Similar support for a corroboration assessment process, based on attempts to explain-away evidence, is found in the integrative taxonomy framework proposed by Schlick-Steiner et al. (2010) and Steiner et al. (2010). Schlick-Steiner et al. (p. 431) describe a process of seeking explanations for evidence from different “disciplines” (data sources):
“… the evolutionary processes known for each discipline are examined to see if any of these processes could explain why the delimitation hypothesis from a discipline disagrees with that from another discipline…. A few quantitative methods are available for this step, including one to test convergence in morphology and one to distinguish between hybridization
and incomplete lineage sorting in sequence data for large numbers of loci.”
Schlick-Steiner et al. (2010) and Steiner et al. (2010) assess a “failure rate” that amounts to a corroboration assessment of species hypotheses based on improbability of the evidence.

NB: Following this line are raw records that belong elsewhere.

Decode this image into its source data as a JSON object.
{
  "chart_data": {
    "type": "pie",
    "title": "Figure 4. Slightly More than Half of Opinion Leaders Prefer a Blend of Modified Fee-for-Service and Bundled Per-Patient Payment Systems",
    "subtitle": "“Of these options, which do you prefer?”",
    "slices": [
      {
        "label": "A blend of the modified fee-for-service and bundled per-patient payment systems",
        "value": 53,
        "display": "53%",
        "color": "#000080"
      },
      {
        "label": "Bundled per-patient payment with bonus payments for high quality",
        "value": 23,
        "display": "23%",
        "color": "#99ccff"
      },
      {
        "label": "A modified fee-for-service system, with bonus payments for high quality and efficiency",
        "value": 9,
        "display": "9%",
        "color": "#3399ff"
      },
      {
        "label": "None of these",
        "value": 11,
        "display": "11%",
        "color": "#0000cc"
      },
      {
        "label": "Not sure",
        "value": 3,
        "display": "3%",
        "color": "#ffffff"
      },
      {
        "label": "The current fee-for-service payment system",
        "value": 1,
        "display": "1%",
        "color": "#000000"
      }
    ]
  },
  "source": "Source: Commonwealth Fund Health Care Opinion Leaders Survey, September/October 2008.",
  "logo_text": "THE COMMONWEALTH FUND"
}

Their failure rate evaluates the probability that their identified “evolutionary explanations”, as background knowledge, could account for the supporting evidence for an hypothesis. Schlick-Steiner et al. and Steiner et al. consider the core idea of alternative explanations, and draw on a variety of evidence and background knowledge that captures process knowledge from various disciplines.
The framework explored by Padial & De La Riva and Schlick-Steiner et al. captures many of the key elements of Popperian corroboration, critically including the core idea of explaining-away evidence. These ideas may provide a stronger conceptual framework for integrative taxonomy.
I thank Constanza Pinochet and members of bioGENESIS for many helpful discussions.